BILLINGS — A former Judith Gap School teacher who admitted to possessing child pornography after Facebook submitted a tip to authorities was sentenced today to 78 months in prison, to be followed by five years of supervised release, U.S. Attorney Jesse Laslovich said.
Jayson Gayo, 28, of Harlowton, pleaded guilty in August 2022 to possession of child pornography as charged in an indictment.
U.S. District Judge Susan P. Watters presided. Judge Watters also ordered $3,000 restitution.
The government alleged in court documents and in statements in court that in August 2020, Facebook submitted a number of Cybertips indicating that child pornography was likely being transmitted from an account associated with Gayo. Gayo was a teacher at Judith Gap School at the time. There was no indication that the images or Gayo’s conduct involved students at the school.
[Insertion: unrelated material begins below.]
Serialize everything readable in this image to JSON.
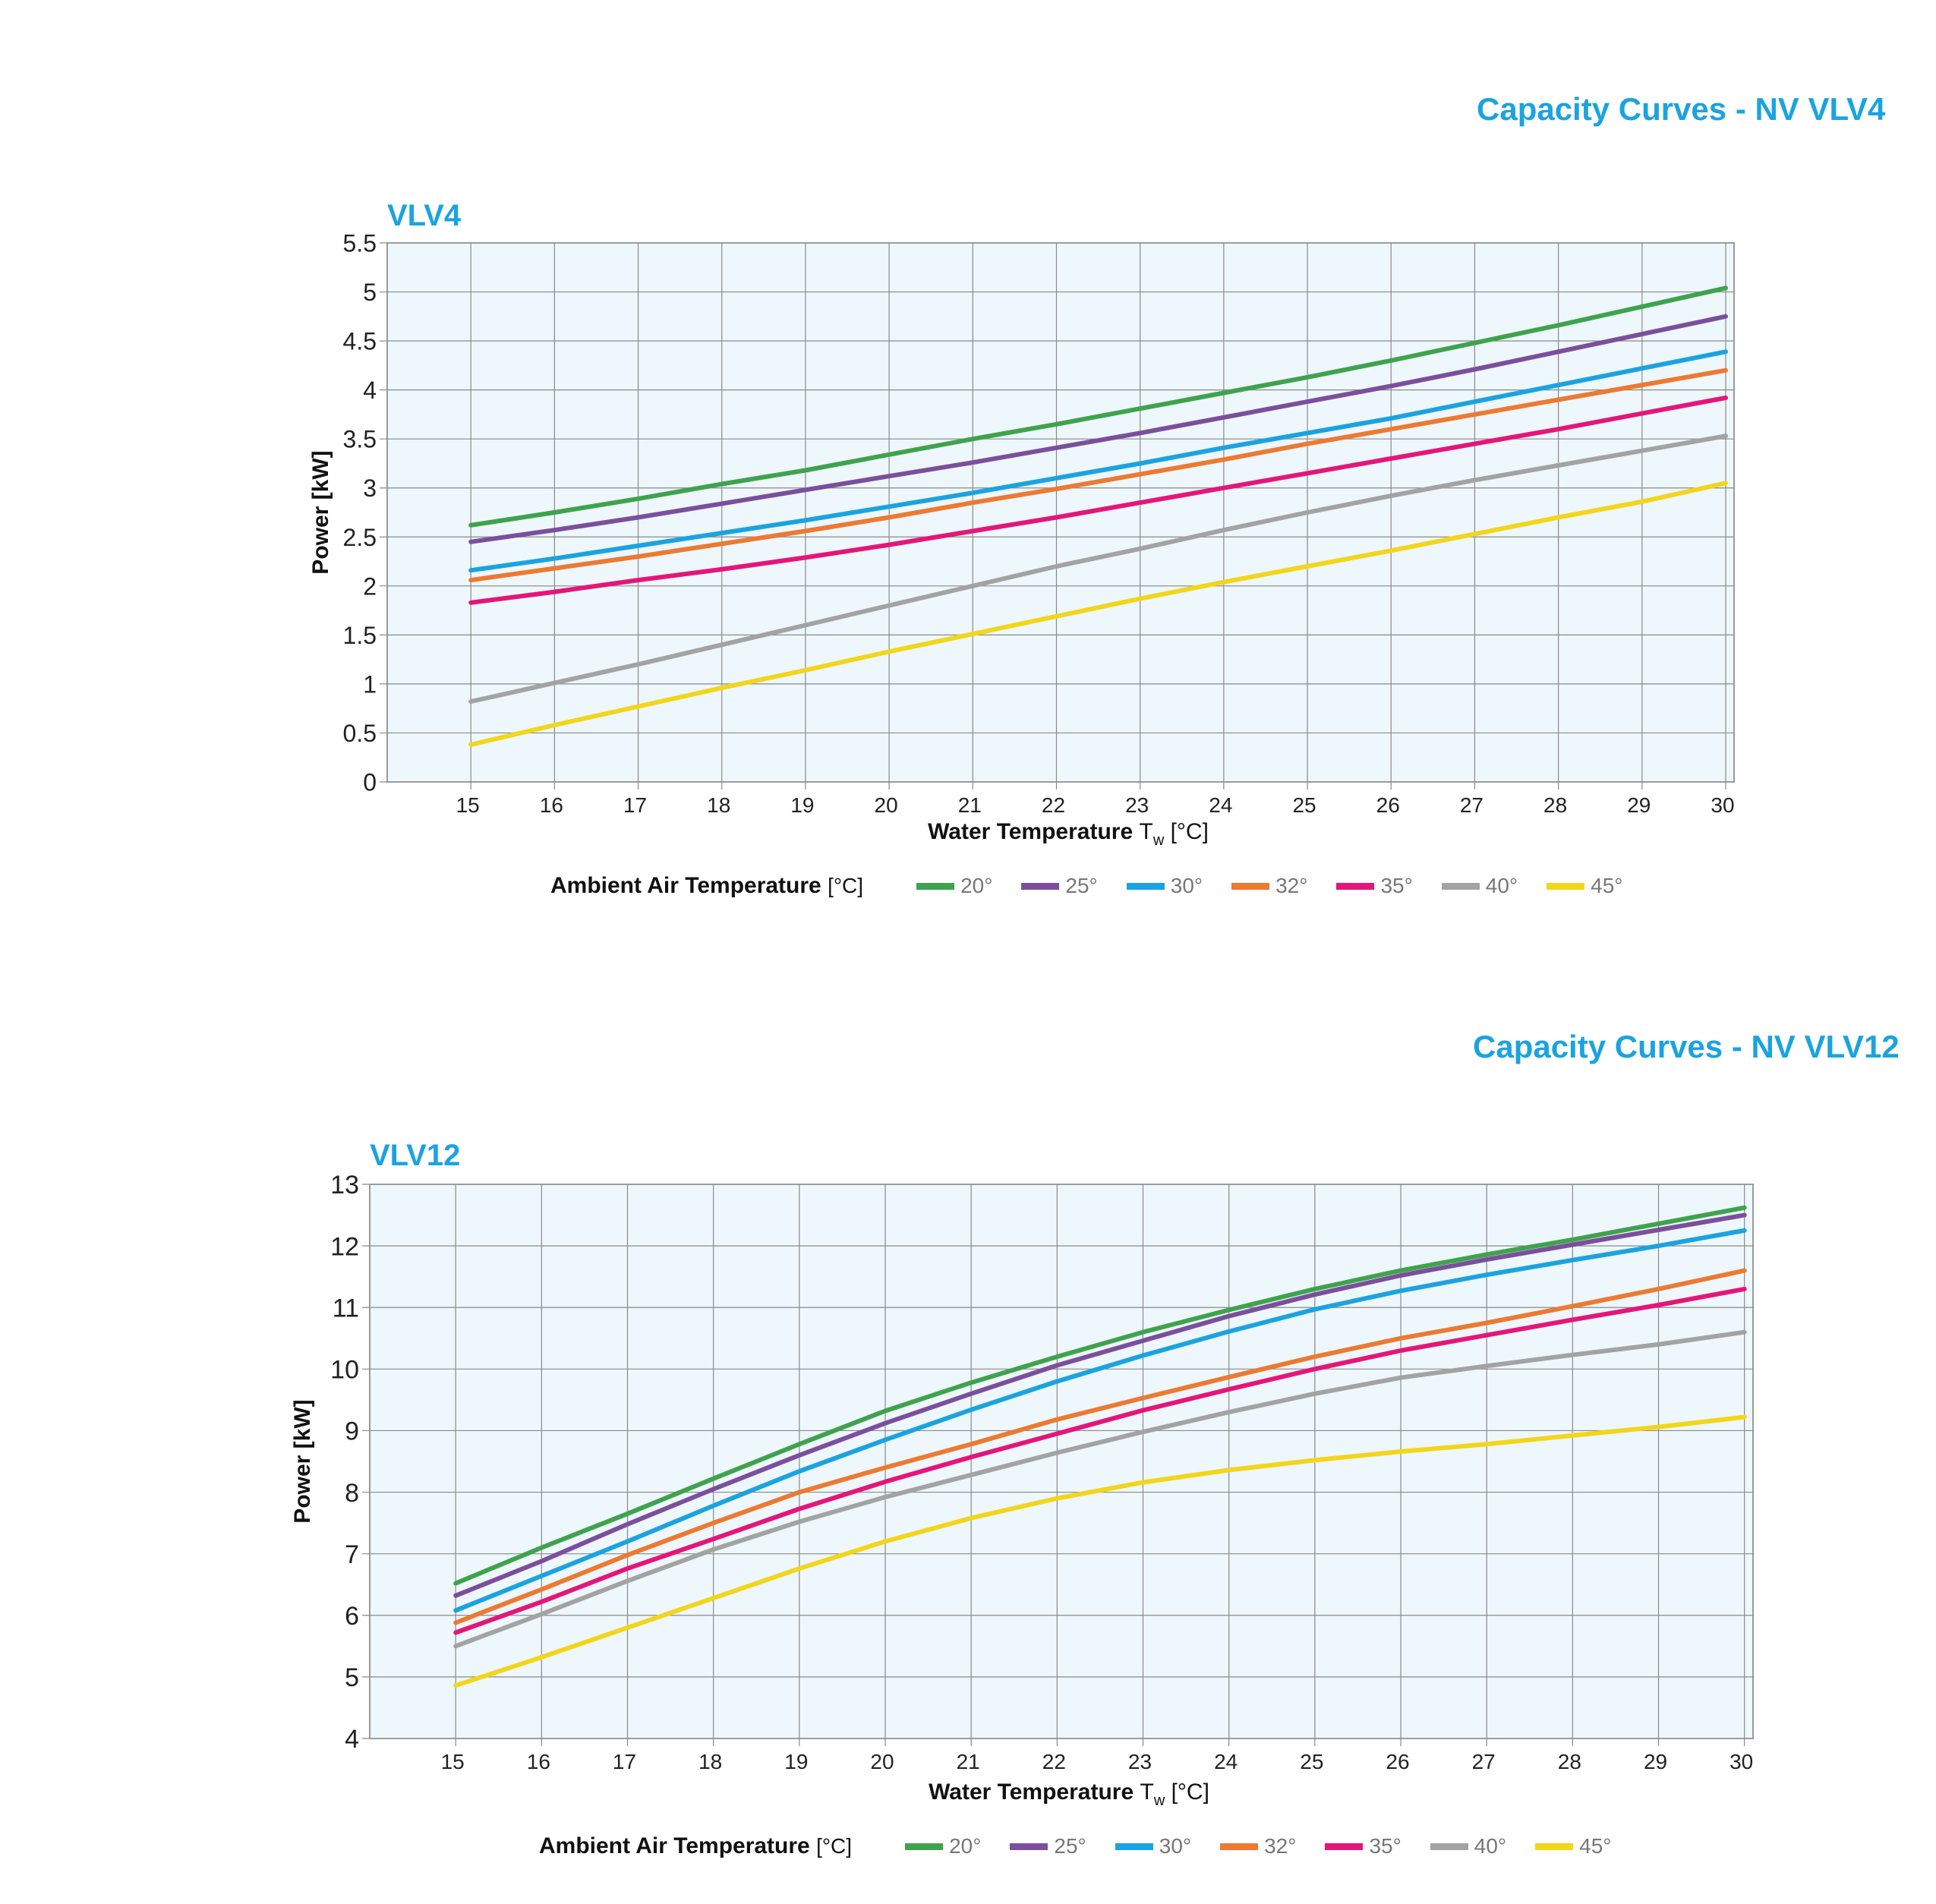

An investigation led to the execution of a search warrant of Gayo’s residence, where law enforcement collected multiple electronic media items. A separate warrant was served on Facebook concerning Gayo’s account. In total, law enforcement determined that Gayo’s media contained 209 images and 146 videos of child pornography. The videos showed children as young as that of a toddler being sexually abused by adults. The government further alleged that Gayo not only possessed child pornography but also was an administrator of a group involving those with an interest in pornography.
Assistant U.S. Attorney Zeno B. Baucus prosecuted the case, which was investigated by Homeland Security Investigations and the Montana Division of Criminal Investigation.
This case was initiated under the Department of Justice’s Project Safe Childhood initiative, which was launched in 2006 to combat the proliferation of technology-facilitated crimes involving the sexual exploitation of children. Through a network of federal, state and local law enforcement agencies and advocacy organizations, Project Safe Childhood attempts to protect children by investigating and prosecuting offenders involved in child sexual exploitation. It is implemented through partnerships including the Montana Internet Crimes Against Children Task Force. The ICAC Task Force Program was created to assist state and local law enforcement agencies by enhancing their investigative response to technology facilitated crimes against children.